It’s that thyme to compete – Yards in Bloom brings out best of gardeners

Velma Rowe waters the plants outside her Hay River home on July 13, and isn’t discounting the possibility of competing in Yards in Bloom.

 For three weeks every summer, Hay River residents get a chance to showcase their green thumbs and win admiration from fellow gardening enthusiasts – not to mention a few prizes, too.

Between July 16 and Aug. 6, more than 30 volunteers will be scouring properties across six regions of Hay River in search of flower and garden arrangements appealing to both the eyes and nose.

Linda Carman, co-ordinator of the Yards in Bloom program, said the group’s main goal is to encourage people to make their living spaces tidier, more beautiful and visually appealing.

A sub-group of the Hay River Beautification Committee, Yards in Bloom picked up steam a few years ago when Carman and a couple of other volunteers, Marilyn Barnes and Faye Stark, decided to split Hay River into regions and classes, handing out more awards and prizes.

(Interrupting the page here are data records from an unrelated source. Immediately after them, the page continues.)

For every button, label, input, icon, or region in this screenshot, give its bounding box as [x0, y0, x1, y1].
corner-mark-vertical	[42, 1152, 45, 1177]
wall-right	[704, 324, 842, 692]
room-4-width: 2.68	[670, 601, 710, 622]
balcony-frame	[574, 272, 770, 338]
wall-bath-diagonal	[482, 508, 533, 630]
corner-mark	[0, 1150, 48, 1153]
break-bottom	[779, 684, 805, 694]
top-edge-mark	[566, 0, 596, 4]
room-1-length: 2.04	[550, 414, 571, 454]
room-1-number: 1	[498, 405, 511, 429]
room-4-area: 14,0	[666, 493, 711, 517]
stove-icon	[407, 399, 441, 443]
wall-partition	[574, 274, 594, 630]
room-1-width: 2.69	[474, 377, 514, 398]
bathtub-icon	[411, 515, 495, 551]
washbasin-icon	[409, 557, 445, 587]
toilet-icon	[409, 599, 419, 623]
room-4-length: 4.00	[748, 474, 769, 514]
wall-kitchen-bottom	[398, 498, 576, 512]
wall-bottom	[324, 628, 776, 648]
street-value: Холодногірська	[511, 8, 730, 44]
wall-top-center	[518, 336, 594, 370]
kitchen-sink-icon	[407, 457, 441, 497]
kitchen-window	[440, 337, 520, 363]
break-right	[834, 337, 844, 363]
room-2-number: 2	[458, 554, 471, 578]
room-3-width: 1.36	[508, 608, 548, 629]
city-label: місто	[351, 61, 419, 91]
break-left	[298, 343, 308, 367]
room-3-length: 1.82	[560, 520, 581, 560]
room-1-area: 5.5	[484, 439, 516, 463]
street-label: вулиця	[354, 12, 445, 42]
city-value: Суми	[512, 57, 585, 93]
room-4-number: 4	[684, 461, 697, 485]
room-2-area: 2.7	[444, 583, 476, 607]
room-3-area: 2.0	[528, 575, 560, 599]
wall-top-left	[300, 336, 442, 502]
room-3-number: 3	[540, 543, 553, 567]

The top level, or master class, is for past winners and includes property owners who have had professional landscaping done. Winners in the second class, amateurs, also get bumped up to the higher category the following year.

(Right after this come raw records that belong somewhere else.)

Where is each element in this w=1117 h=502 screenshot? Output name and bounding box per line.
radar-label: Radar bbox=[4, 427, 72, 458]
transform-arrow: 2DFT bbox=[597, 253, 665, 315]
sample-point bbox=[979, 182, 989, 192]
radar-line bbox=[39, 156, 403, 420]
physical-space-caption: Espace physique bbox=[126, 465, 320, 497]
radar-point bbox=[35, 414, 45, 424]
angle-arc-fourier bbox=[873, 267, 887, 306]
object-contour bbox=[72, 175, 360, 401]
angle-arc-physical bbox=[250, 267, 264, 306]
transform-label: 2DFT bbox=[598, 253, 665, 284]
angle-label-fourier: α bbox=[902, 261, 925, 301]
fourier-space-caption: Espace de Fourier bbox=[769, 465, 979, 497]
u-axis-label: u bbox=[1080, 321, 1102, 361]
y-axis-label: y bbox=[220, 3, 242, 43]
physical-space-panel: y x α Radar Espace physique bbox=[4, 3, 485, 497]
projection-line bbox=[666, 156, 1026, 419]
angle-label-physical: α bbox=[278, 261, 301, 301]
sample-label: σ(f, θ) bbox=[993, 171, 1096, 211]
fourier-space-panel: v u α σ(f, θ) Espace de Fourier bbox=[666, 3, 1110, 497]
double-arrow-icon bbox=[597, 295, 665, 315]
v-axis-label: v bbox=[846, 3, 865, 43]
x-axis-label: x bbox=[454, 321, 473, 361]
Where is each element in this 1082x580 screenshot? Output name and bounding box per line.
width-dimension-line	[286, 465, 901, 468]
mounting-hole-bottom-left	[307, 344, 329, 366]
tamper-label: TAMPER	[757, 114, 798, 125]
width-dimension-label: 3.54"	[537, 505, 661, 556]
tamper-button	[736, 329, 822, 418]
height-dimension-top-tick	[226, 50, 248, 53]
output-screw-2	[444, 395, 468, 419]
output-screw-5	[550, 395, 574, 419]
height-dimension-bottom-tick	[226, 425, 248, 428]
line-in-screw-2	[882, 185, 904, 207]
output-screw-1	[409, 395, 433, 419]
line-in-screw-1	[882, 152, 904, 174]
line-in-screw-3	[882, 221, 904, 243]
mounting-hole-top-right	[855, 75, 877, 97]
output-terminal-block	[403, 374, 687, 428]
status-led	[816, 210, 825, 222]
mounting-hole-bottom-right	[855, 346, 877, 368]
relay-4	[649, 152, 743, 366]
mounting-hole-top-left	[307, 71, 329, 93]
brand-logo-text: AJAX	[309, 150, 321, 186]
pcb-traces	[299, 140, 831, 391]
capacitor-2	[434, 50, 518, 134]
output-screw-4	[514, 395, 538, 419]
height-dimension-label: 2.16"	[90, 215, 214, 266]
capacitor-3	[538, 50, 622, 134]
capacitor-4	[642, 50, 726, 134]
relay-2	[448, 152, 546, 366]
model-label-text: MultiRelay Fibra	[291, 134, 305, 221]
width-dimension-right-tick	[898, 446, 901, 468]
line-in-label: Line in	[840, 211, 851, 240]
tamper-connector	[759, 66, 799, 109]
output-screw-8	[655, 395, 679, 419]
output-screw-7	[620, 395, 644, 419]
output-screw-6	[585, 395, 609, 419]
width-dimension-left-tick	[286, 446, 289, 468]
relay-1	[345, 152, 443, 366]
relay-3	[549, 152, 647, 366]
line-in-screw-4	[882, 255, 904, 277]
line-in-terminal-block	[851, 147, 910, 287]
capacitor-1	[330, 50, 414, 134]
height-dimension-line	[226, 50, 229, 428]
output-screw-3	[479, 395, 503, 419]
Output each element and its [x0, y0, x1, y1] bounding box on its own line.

We shake it up so that it prevents the same people from winning all the time, which is what used to happen,” Carman said. “If someone in the master class hasn’t won in the past three years, we allow them to go down to the amateur class.”

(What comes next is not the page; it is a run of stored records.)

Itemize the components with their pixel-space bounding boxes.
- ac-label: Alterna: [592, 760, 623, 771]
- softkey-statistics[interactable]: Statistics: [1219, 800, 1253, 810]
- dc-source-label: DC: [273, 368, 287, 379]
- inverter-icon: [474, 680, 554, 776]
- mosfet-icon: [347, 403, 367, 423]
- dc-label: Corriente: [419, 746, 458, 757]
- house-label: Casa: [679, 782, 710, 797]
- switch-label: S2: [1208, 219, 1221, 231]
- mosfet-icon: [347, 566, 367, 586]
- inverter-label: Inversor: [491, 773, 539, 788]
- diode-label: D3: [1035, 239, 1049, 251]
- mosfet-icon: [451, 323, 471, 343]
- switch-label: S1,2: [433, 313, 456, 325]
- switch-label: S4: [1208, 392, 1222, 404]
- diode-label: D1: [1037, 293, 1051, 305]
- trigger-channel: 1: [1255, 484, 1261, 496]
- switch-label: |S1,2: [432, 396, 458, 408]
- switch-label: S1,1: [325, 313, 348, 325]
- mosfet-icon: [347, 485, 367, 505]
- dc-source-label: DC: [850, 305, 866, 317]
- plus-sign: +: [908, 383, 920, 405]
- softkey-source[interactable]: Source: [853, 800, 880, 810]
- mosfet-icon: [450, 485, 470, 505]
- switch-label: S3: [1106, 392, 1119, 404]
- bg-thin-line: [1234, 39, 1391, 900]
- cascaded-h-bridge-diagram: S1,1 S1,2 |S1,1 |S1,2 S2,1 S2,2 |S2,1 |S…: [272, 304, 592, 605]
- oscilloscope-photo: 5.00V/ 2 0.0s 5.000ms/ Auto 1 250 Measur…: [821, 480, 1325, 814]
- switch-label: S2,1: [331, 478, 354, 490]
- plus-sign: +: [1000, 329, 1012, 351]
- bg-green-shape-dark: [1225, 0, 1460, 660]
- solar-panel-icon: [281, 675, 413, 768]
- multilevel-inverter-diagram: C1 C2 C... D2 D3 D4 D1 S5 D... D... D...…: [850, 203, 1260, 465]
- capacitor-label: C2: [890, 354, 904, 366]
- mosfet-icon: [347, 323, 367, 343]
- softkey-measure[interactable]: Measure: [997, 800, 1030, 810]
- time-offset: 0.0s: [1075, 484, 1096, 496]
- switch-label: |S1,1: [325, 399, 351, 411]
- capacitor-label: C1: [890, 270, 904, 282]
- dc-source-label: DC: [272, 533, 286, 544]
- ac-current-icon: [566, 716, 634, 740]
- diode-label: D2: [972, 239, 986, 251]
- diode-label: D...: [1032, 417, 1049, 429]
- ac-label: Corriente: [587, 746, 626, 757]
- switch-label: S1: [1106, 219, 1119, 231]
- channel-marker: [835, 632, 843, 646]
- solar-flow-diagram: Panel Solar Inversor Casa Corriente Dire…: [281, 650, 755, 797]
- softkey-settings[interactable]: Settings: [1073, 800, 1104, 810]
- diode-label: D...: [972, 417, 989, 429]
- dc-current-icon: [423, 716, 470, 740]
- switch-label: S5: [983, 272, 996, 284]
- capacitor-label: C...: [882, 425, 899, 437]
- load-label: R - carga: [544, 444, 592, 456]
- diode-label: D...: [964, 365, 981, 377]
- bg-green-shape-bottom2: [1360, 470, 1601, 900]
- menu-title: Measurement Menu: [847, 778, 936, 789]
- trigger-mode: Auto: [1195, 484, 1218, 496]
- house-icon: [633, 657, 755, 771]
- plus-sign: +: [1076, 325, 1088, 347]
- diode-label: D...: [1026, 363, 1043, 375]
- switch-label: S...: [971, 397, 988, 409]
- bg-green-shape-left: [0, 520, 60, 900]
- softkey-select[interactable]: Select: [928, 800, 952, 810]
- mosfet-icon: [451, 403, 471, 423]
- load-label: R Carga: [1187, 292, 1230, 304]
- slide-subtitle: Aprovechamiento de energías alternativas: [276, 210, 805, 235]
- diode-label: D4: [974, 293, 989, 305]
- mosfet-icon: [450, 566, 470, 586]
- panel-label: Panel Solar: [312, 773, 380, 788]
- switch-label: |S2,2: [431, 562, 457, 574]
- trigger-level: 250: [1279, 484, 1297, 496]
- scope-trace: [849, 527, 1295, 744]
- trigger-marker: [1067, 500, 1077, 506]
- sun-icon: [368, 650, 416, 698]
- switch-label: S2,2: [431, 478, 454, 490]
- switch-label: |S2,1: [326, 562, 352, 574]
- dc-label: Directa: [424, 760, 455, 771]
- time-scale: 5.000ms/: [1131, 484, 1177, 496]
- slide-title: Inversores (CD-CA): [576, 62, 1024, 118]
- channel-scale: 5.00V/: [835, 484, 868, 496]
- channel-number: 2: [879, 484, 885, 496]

The competition is open to virtually anyone, businesses included, even those limited by space – the containers class allows people with balconies to participate, too.

It doesn’t have to be the whole yard,” Carman said. “It can be the front or the back. Basically it’s whatever people want to show us.”

After noticing judges weren’t quite sure what they were supposed to award points for, the group developed a criteria and points system, with five sections totaling 25 points. Each class has its own criteria sheet.

Every winner gets a cash prize, which ranges from $25 to $150. More importantly to some is the sign they also receive, an emblem they proudly display on their properties for all to see.

It’s a fulfilling endeavor for Carman, who grew up in a gardening family with parents who would try to grow anything.

My dad was able to grow McIntosh apples in Alberta, in a climate where they normally can’t grow,” she said. “This project is a great opportunity to see what people can do. I’ve seen people start from scratch and build absolutely beautiful gardens.”

Last year, the judges looked at 328 properties, excluding businesses.

On the third and final week of competition, a group of five judges spend an evening looking at the 12 best gardens and decide on an overall winner, whose identity is unveiled on Aug. 18 as part of an annual brunch.

With a fairly limited budget hovering around $3,000, the program organizes fundraisers and silent auctions in order to keep going.

Residents can participate by nominating their favorite yard by ballot at the library, town hall or recreation centre, or they can become a judge and help decide the winners.